Hyde's popular works of scholarship, including the books The Gift (1983) and Trickster Makes this World (1998), have been widely praised by writers of fiction, including Margaret Atwood, Michael Chabon, Jonathan Lethem and David Foster Wallace. The Gift has also been cited as the inspiration for visual artist Jim Mott's Itinerant Artist Project. Robert Darnton in The New York Times called Hyde's book, Common as Air: Revolution, Art and Ownership (Farrar, Straus & Giroux, 2010), "an eloquent and erudite plea for protecting our cultural patrimony from appropriation by commercial interests." His latest book is A Primer for Forgetting: Getting Past the Past (Farrar, Straus and Giroux: New York, 2019).

==Awards==
Hyde's awards include an NEH Fellowship for Independent Study and Research (1979); three NEA Creative Writing Fellowships (1977, 1982, 1987); a MacArthur Fellowship (often called "the MacArthur genius grant") (1991); a residency at the Getty Center, Los Angeles (1993–94); an "Osher Fellow" at the Exploratorium in San Francisco (1998); a Lannan Literary Fellowship (2002); an American Council of Learned Societies Fellowship (2003); a Guggenheim Foundation Fellowship (2006), and multiple MacDowell Colony Fellowships (1988, 1991, 1993, 1996, 1999, 2000, 2003, 2005, 2007, 2008, 2012, and 2018).

==Personal life==
Hyde is married to Patricia Vigderman.

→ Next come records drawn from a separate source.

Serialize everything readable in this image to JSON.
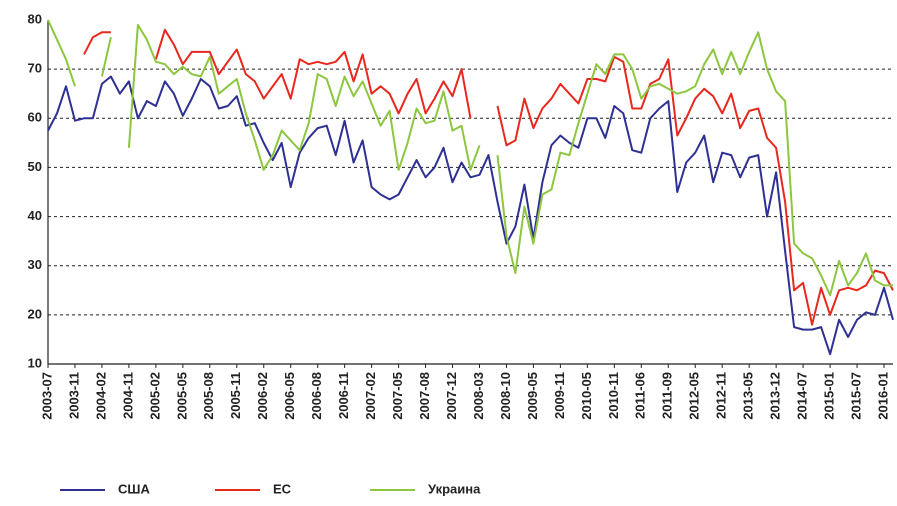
{
  "chart_data": {
    "type": "line",
    "categories": [
      "2003-07",
      null,
      null,
      "2003-11",
      null,
      null,
      "2004-02",
      null,
      null,
      "2004-11",
      null,
      null,
      "2005-02",
      null,
      null,
      "2005-05",
      null,
      null,
      "2005-08",
      null,
      null,
      "2005-11",
      null,
      null,
      "2006-02",
      null,
      null,
      "2006-05",
      null,
      null,
      "2006-08",
      null,
      null,
      "2006-11",
      null,
      null,
      "2007-02",
      null,
      null,
      "2007-05",
      null,
      null,
      "2007-08",
      null,
      null,
      "2007-12",
      null,
      null,
      "2008-03",
      null,
      null,
      "2008-10",
      null,
      null,
      "2009-05",
      null,
      null,
      "2009-11",
      null,
      null,
      "2010-05",
      null,
      null,
      "2010-11",
      null,
      null,
      "2011-06",
      null,
      null,
      "2011-09",
      null,
      null,
      "2012-05",
      null,
      null,
      "2012-11",
      null,
      null,
      "2013-05",
      null,
      null,
      "2013-12",
      null,
      null,
      "2014-07",
      null,
      null,
      "2015-01",
      null,
      null,
      "2015-07",
      null,
      null,
      "2016-01",
      null
    ],
    "series": [
      {
        "name": "США",
        "color": "#2e3192",
        "values": [
          57.5,
          61,
          66.5,
          59.5,
          60,
          60,
          67,
          68.5,
          65,
          67.5,
          60,
          63.5,
          62.5,
          67.5,
          65,
          60.5,
          64,
          68,
          66.5,
          62,
          62.5,
          64.5,
          58.5,
          59,
          55,
          51.5,
          55,
          46,
          53,
          56,
          58,
          58.5,
          52.5,
          59.5,
          51,
          55.5,
          46,
          44.5,
          43.5,
          44.5,
          48,
          51.5,
          48,
          50,
          54,
          47,
          51,
          48,
          48.5,
          52.5,
          43,
          34.5,
          38,
          46.5,
          35.5,
          47,
          54.5,
          56.5,
          55,
          54,
          60,
          60,
          56,
          62.5,
          61,
          53.5,
          53,
          60,
          62,
          63.5,
          45,
          51,
          53,
          56.5,
          47,
          53,
          52.5,
          48,
          52,
          52.5,
          40,
          49,
          33,
          17.5,
          17,
          17,
          17.5,
          12,
          19,
          15.5,
          19,
          20.5,
          20,
          25.5,
          19
        ]
      },
      {
        "name": "ЕС",
        "color": "#e8281e",
        "values": [
          null,
          null,
          null,
          null,
          73,
          76.5,
          77.5,
          77.5,
          null,
          null,
          null,
          null,
          72,
          78,
          75,
          71,
          73.5,
          73.5,
          73.5,
          69,
          71.5,
          74,
          69,
          67.5,
          64,
          66.5,
          69,
          64,
          72,
          71,
          71.5,
          71,
          71.5,
          73.5,
          67.5,
          73,
          65,
          66.5,
          65,
          61,
          65,
          68,
          61,
          64,
          67.5,
          64.5,
          70,
          60,
          null,
          null,
          62.5,
          54.5,
          55.5,
          64,
          58,
          62,
          64,
          67,
          65,
          63,
          68,
          68,
          67.5,
          72.5,
          71.5,
          62,
          62,
          67,
          68,
          72,
          56.5,
          60,
          64,
          66,
          64.5,
          61,
          65,
          58,
          61.5,
          62,
          56,
          54,
          43,
          25,
          26.5,
          18,
          25.5,
          20,
          25,
          25.5,
          25,
          26,
          29,
          28.5,
          25
        ]
      },
      {
        "name": "Украина",
        "color": "#8dc63f",
        "values": [
          80,
          76,
          72,
          66.5,
          null,
          null,
          68.5,
          76.5,
          null,
          54,
          79,
          76,
          71.5,
          71,
          69,
          70.5,
          69,
          68.5,
          72.5,
          65,
          66.5,
          68,
          61,
          55.5,
          49.5,
          52.5,
          57.5,
          55.5,
          53.5,
          59,
          69,
          68,
          62.5,
          68.5,
          64.5,
          67.5,
          63,
          58.5,
          61.5,
          49.5,
          55,
          62,
          59,
          59.5,
          65.5,
          57.5,
          58.5,
          49.5,
          54.5,
          null,
          52.5,
          36,
          28.5,
          42,
          34.5,
          44.5,
          45.5,
          53,
          52.5,
          59,
          65,
          71,
          69,
          73,
          73,
          70,
          64,
          66.5,
          67,
          66,
          65,
          65.5,
          66.5,
          71,
          74,
          69,
          73.5,
          69,
          73.5,
          77.5,
          70,
          65.5,
          63.5,
          34.5,
          32.5,
          31.5,
          28,
          24,
          31,
          26,
          28.5,
          32.5,
          27,
          26,
          26
        ]
      }
    ],
    "ylim": [
      10,
      80
    ],
    "yticks": [
      10,
      20,
      30,
      40,
      50,
      60,
      70,
      80
    ],
    "grid": true
  }
}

The couple divide their time between Gambier, Ohio and Cambridge(where?).

== Published works ==
===As author===
- The Gift: Imagination and the Erotic Life of Property (1983) (republished in 2007 with the alternative subtitle "Creativity and the Artist in the Modern World")
- On the Poetry of Allen Ginsberg (Under Discussion) (1985)
- Alcohol and Poetry: John Berryman and the Booze Talking (1986)
- This Error is the Sign of Love: Poems (1988) Milkweed Editions
- "Elegy for John Cage" (1993) Kenyon Review 15 (3): 55-56
- "American Memory, American Forgetfulness + Heritage and History" (1997) Kenyon Review 19 (1): U1-U4
- "2 ACCIDENTS, REFLECTIONS ON CHANCE AND CREATIVITY" (1996) Kenyon Review 18 (3-4): 19-35
- "The Land of the Dead" (1996) Kenyon Review 18 (1): 27-34
- "Prophecy" (an excerpt from Trickster Makes This World)" (1998) American Poetry Review 27 (1): 45-55
- Created Commons (Paper Series) (1998)
- Trickster Makes This World: Mischief, Myth and Art (1998) (republished in 2008 with the alternative subtitle How Disruptive Imagination Creates Culture)
- "Henry Thoreau, John Brown, and the Problem of Prophetic Action" (excerpted from the introduction to The Essays of Henry D. Thoreau) (2002) Raritan - A Quarterly Review 22 (2): 125-144
- Posts at On The Commons blog
- Common As Air: Revolution, Art and Ownership (2010)
- A Primer for Forgetting: Getting Past the Past (2019)

===As editor===
- A Longing for the Light: Selected Poems of Vicente Aleixandre (1979; Copper Canyon Press, 2007)
- The Essays of Henry David Thoreau (2002)
===Multiple roles===
- Twenty Poems, by Vicente Aleixandre (1979). Translated by Hyde and Robert Bly. Edited by Hyde.